The human-human co-manipulation can be defined as the collaborative object manipulation in which two human; or more, handle a large/heavy object together.

During this collaborative task, the interaction forces provide a crucial communication channel as humans adjust their actions based on their haptic and force feedback. However, force/torque measurement is not straight forward; hence, other sensors such as motion trackers,  IMU’s can be utilised in combination with the force/torque sensors. In DigiTOP we aim to understand human behaviour in a manufacturing context and understand when and how an automated solution can be used to relife human operator from a tedious and stressful task. Therefore, we have set up a set of instruments to collect human-human co-manipulation data, as shown in Figure 1. Then, we asked two operators to carry on a co-manipulation task (Figure 2), to understand how we can robotise such a task in a human-robot solution, in which the human operator performs the co-manipulation task with a cobot.

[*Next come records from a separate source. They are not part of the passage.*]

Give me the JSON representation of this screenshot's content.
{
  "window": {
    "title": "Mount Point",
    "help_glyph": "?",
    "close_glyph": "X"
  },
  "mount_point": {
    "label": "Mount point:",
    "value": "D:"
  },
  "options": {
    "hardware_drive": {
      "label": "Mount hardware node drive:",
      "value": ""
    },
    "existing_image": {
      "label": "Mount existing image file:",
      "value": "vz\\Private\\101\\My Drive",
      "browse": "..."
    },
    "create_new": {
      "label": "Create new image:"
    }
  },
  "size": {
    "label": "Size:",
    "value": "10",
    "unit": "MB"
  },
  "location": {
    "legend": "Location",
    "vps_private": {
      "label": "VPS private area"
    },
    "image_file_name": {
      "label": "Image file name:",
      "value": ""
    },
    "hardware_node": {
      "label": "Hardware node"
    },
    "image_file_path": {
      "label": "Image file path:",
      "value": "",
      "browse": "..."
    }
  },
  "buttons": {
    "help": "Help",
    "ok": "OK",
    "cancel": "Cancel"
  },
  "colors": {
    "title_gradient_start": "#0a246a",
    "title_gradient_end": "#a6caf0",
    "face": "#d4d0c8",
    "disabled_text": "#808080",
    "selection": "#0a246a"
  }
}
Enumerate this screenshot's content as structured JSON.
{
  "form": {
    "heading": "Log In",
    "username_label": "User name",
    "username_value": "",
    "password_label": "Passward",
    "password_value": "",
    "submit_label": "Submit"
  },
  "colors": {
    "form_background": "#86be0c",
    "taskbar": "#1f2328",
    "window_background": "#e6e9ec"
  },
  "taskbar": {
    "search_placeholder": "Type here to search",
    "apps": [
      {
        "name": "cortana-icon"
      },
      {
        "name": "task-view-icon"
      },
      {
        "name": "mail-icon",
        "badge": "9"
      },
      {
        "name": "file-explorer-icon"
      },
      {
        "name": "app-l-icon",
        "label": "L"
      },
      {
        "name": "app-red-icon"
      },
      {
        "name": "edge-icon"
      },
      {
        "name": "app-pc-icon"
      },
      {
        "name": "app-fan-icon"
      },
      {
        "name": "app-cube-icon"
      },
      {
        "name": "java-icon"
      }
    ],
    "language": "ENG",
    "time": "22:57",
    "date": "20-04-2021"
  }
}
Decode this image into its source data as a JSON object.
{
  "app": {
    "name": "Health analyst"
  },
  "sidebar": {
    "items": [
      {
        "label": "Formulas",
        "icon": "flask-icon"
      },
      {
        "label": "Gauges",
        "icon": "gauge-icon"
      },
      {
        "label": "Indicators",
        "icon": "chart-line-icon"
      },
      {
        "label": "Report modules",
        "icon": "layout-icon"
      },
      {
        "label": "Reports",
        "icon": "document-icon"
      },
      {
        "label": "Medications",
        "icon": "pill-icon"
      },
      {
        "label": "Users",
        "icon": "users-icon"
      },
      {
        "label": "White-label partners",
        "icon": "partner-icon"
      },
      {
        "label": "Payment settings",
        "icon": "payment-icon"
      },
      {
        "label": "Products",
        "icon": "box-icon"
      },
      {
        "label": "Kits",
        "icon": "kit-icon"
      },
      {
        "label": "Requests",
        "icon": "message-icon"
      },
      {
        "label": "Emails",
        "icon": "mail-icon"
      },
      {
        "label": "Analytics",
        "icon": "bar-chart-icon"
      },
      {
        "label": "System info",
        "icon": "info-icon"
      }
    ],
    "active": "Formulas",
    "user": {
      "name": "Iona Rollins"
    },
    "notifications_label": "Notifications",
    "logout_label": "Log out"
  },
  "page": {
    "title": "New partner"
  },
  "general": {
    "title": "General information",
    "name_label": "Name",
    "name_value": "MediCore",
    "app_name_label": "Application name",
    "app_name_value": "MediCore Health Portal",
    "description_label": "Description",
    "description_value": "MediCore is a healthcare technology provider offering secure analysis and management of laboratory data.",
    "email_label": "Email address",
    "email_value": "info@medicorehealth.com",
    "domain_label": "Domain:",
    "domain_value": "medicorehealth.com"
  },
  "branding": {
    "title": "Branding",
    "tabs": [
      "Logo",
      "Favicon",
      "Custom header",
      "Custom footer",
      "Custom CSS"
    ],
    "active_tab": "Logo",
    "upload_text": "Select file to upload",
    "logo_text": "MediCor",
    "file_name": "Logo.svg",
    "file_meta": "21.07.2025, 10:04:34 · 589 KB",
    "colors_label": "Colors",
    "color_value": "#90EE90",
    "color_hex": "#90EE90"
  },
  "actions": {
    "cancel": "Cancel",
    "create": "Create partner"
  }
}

image of instrumentation set up

Figure 1 Instrumentation setup

Detailed description of Figure 1:
Figure 1 shows from left to right, a human arm with Muscle Activity Sensors attached followed by two barbell weights on a spindle followed by Vicon Markers and finally furthest right in the image a Force/Torque Sensor

image of data collection storage

Figure 2 Data collection stage

For efficient Human-Robot collaboration, robots must be empowered with tools that allow it to distinguish and interpret human interaction forces during the co-manipulation task. Unfortunately, there is no intrinsic way to define interaction forces. In DigiTOP, we provide public experimental data [1], that can assist researchers and decision-makers to study human-human co-manipulation. The novelty here that the provided dataset includes EMG signals of the follower human, which allows us to study the correlation between different physical values such as acceleration, speed, force/torque and human muscle activity during the co-manipulation task.